Still, it will never be perfect. So then, where will your joy be? Where will your peace be? Where will your treasure, security? Where will your rock be? Well, it should be where it should have been all along: with God, with his son.

It doesn’t really matter how your marriage is going. It doesn’t really matter how your spouse is doing. You can have a joy and peace that is solid despite whatever circumstances you encounter.

If you will believe in the Lord, you can have abundant joy and peace simply in knowing God and fulfilling his will.

“You can have abundant joy and peace simply in knowing God and fulfilling his will, regardless of your circumstances.”

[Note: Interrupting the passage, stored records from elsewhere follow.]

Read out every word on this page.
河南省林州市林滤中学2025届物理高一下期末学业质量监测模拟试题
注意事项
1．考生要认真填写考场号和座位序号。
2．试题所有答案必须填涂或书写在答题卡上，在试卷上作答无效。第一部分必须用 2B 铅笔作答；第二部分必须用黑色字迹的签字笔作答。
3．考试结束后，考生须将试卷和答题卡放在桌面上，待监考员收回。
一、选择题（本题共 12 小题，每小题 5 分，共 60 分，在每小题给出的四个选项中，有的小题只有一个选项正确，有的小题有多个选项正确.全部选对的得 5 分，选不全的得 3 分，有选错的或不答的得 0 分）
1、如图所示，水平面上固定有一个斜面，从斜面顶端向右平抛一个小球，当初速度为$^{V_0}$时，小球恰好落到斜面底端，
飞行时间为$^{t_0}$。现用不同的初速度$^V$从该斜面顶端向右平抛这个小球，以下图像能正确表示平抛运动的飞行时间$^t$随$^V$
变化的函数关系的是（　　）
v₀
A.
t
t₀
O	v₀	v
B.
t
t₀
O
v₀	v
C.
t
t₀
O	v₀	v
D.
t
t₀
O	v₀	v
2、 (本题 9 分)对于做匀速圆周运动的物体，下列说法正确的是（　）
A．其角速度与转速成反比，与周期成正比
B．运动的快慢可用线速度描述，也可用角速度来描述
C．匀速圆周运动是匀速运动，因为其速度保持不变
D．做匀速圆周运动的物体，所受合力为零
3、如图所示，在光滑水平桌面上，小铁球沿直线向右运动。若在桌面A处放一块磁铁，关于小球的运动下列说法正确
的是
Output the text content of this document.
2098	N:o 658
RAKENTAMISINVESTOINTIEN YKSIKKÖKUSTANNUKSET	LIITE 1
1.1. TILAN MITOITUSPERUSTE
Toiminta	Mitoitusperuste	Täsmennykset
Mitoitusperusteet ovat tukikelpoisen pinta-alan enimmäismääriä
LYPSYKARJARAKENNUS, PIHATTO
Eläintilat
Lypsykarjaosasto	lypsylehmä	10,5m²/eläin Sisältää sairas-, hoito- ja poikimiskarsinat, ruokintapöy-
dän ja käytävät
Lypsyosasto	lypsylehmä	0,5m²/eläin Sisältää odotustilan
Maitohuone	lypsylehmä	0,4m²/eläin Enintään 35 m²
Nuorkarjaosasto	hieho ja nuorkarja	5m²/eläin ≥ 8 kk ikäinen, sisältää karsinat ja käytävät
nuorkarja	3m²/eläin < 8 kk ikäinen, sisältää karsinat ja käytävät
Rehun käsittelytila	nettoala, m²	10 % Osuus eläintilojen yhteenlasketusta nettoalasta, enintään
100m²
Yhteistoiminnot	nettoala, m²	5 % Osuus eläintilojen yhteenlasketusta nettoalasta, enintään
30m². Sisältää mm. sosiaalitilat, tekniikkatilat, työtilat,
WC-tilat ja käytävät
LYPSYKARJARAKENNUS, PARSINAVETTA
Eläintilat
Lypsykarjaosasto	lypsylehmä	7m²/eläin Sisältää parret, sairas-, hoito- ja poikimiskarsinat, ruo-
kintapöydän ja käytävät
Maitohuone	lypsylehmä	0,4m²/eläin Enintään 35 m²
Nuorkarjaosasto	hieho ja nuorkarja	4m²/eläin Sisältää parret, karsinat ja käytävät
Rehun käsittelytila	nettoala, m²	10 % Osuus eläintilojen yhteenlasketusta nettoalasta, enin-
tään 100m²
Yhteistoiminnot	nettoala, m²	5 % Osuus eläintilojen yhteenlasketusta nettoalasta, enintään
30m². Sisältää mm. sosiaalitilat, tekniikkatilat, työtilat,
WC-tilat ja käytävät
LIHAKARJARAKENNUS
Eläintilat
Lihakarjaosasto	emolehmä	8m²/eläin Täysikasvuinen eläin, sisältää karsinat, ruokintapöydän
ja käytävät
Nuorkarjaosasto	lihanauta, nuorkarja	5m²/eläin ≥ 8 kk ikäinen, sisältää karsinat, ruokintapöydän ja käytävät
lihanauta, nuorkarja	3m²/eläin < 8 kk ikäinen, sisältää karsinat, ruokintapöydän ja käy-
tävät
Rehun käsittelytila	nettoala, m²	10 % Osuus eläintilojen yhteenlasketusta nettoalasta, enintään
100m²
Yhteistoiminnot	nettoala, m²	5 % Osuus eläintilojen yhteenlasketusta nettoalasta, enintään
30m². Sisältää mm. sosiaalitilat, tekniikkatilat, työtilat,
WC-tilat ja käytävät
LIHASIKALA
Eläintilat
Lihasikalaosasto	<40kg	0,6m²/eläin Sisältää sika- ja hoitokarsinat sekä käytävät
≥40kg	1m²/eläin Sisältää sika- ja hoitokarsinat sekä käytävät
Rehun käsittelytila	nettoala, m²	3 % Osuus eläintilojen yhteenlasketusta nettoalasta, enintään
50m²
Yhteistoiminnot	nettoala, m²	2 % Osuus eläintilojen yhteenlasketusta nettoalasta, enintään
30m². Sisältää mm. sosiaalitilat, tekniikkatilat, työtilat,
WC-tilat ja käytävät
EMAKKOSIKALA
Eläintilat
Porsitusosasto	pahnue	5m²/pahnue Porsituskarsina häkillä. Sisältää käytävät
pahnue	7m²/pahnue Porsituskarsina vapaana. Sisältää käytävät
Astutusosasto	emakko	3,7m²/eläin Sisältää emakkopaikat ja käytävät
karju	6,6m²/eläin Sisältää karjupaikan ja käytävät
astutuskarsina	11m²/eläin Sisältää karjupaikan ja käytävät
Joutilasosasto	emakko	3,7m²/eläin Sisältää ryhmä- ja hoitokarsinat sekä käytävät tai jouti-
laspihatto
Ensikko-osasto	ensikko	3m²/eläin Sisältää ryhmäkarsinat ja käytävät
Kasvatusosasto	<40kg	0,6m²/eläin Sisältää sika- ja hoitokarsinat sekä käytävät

So wives, be encouraged that as you’re obedient, you will generally bless your marriage. But even if not, find your eternal joy in Christ by submitting to your husband as the church submits to Christ.

And then husbands, yes, you will tend to bless your marriage by your obedience. But even if not, find your eternal joy in Christ by loving your wife as Christ loved the church.

Let us now pray to God.

God, we have many things to be thankful for. We thank you that you have made your wisdom and will known to us. We thank you for marriage as you’ve designed it.

It is good. It is right in all its particulars. Even in a sin-cursed world, it is a blessing. It is good.

But Lord, how it gives us insight into this incredible salvation reality into which we have entered by faith. Christ in us, the hope of glory.

We are one with a member of the Godhead and we will be one even dwelling with him forever.

What joys do you have waiting for your people? What pleasures are at your right hand?

Oh, these temporary marriages, Lord, they are just a picture, a mysterious revelation into a much greater and much grander reality.

In light of that, God, help us indeed to put into practice these words of wisdom.

I pray that husbands, myself included, we would love our wives better. We would love our wives as you love us, as you have loved your church. I pray that wives would love their husbands, submit to them, revere them, support them just as the church, we the church are to do with you.

Lord, would you be pleased to bless the marriages and the families in this church because of that? But regardless, let your people know your joy and peace no matter what’s going on in their marriages in Jesus’ name. Amen.